Of all the dispositions and habits which lead to political prosperity, religion and morality are indispensable supports. In vain would that man claim the tribute of patriotism, who should labor to subvert these great pillars of human happiness, these firmest props of the duties of men and citizens. The mere politician, equally with the pious man, ought to respect and to cherish them. A volume could not trace all their connections with private and public felicity. Let it simply be asked: Where is the security for property, for reputation, for life, if the sense of religious obligation desert the oaths which are the instruments of investigation in courts of justice? And let us with caution indulge the supposition that morality can be maintained without religion. Whatever may be conceded to the influence of refined education on minds of peculiar structure, reason and experience both forbid us to expect that national morality can prevail in exclusion of religious principle.

Here’s a passage from Washington’s first inaugural address:

[I]t would be peculiarly improper to omit in this first official act my fervent supplications to that Almighty Being who rules over the universe, who presides in the councils of nations, and whose providential aids can supply every human defect, that His benediction may consecrate to the liberties and happiness of the people of the United States a Government instituted by themselves for these essential purposes.

As the Supreme Court recounted in Lynch v. Donnelly (1984):

The day after the First Amendment was proposed, Congress urged President Washington to proclaim a day of public thanksgiving and prayer, to be observed by acknowledging with grateful hearts the many and signal favours of Almighty God. President Washington proclaimed November 26, 1789, a day of thanksgiving to offer our prayers and supplications to the Great Lord and Ruler of Nations, and beseech Him to pardon our national and other transgressions.

Thomas Jefferson prayed in his first inaugural address that God guide government leaders in making public policy: “May that Infinite Power which rules the destinies of the universe lead our councils to what is best.” Likewise, in his second inaugural address, Jefferson asked Americans “to join in supplications with me that He will so enlighten the minds of your servants, guide their councils, and prosper their measures that whatsoever they do shall result in your good, and shall secure to you the peace, friendship, and approbation of all nations.”

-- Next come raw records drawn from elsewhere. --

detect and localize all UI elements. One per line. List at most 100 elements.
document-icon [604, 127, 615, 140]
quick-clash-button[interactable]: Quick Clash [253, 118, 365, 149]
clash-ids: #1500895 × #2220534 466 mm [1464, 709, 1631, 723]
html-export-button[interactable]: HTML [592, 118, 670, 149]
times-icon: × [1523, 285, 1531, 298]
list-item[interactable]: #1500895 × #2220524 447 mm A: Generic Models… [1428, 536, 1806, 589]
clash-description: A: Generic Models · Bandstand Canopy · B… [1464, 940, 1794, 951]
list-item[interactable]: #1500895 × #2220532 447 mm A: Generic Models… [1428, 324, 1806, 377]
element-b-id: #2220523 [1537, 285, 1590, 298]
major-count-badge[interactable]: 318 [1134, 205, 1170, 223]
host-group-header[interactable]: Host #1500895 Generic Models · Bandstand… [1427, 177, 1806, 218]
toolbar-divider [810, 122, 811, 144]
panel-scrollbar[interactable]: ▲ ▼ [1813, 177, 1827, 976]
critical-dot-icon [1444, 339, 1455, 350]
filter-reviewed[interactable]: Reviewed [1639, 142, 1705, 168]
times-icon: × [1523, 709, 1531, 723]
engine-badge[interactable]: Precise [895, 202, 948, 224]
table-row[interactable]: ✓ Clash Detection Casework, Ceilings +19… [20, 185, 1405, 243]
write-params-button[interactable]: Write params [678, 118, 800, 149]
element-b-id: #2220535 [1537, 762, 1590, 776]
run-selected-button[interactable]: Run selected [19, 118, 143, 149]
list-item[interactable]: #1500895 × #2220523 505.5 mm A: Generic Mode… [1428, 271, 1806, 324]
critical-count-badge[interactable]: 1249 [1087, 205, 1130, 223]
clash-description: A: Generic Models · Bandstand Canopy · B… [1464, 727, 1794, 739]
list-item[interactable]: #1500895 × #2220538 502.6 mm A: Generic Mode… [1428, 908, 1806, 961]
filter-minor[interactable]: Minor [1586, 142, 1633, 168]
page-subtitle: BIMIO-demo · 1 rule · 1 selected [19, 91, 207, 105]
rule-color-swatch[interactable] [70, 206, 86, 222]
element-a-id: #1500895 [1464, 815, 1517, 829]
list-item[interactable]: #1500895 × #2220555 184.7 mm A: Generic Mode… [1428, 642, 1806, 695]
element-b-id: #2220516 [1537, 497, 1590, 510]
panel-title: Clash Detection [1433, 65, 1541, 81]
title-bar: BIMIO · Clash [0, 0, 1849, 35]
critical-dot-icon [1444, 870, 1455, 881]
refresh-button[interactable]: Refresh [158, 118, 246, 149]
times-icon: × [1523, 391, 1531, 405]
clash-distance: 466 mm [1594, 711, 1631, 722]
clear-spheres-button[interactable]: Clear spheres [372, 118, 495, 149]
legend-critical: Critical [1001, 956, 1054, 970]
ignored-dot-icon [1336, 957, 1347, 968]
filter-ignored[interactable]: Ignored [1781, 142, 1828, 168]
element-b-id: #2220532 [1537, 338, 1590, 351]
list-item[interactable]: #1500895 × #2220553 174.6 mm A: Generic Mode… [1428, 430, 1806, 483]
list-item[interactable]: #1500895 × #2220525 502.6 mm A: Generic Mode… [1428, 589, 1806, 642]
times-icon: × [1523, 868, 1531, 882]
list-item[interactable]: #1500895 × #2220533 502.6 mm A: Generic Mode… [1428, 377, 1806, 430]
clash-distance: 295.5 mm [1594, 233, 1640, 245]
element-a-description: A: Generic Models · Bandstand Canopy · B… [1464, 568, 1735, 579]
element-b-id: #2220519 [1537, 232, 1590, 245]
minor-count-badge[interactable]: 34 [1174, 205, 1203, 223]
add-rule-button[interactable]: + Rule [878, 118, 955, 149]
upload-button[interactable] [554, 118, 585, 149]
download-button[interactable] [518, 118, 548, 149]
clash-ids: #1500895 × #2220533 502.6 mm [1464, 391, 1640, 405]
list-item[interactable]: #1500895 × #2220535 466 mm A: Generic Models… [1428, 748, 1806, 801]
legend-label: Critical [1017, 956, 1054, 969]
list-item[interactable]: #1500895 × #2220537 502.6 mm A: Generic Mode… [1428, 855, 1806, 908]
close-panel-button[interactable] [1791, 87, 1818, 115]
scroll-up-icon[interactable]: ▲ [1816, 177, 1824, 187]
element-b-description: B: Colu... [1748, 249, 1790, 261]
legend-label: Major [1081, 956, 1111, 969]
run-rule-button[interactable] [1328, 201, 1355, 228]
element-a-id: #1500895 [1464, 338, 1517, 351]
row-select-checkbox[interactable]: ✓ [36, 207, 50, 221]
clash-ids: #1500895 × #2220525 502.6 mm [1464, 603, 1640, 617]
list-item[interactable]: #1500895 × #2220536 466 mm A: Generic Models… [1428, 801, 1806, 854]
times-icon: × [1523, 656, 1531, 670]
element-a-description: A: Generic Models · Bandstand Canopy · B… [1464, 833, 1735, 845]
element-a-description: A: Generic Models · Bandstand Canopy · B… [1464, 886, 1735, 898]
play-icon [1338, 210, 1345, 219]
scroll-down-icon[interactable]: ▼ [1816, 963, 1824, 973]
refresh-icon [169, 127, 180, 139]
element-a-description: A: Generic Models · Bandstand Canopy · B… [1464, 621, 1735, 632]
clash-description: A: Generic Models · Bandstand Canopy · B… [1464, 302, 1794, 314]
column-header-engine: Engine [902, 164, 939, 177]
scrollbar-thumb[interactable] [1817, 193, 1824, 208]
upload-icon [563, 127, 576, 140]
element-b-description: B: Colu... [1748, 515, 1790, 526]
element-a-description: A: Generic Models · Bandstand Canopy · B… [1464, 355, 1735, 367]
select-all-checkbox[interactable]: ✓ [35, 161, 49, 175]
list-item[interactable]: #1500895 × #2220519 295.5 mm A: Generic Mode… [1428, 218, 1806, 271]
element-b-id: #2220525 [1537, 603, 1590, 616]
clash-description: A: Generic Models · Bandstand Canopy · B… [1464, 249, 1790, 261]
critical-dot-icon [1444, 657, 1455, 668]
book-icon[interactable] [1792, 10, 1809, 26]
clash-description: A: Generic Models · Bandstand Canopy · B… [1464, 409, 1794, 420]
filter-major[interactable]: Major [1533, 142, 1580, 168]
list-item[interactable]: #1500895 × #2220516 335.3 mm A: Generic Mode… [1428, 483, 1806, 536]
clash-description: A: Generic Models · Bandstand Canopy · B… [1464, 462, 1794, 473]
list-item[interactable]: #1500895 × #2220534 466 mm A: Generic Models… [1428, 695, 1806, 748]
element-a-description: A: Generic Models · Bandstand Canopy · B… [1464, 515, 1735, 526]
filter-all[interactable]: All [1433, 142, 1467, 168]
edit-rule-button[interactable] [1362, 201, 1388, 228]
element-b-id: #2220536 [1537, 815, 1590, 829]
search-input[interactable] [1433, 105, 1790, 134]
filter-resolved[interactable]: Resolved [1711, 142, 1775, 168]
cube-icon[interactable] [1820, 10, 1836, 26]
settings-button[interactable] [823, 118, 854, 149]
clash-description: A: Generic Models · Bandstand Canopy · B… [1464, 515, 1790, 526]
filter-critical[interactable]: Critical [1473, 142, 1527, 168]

What would have “appalled” most or all of the Founding Fathers is Greenhouse’s postmodern notion that it is illegitimate for legislators to seek to do “God’s will.” (To be clear, doing God’s will isn’t, in the understanding of most religious believers, remotely equivalent to having the law compel all good and punish all evil. A sound understanding of separation of church and state is supported by Christian teaching, and religious believers have also long understood God’s will to take into account prudential limits on what legislation should aim to achieve.)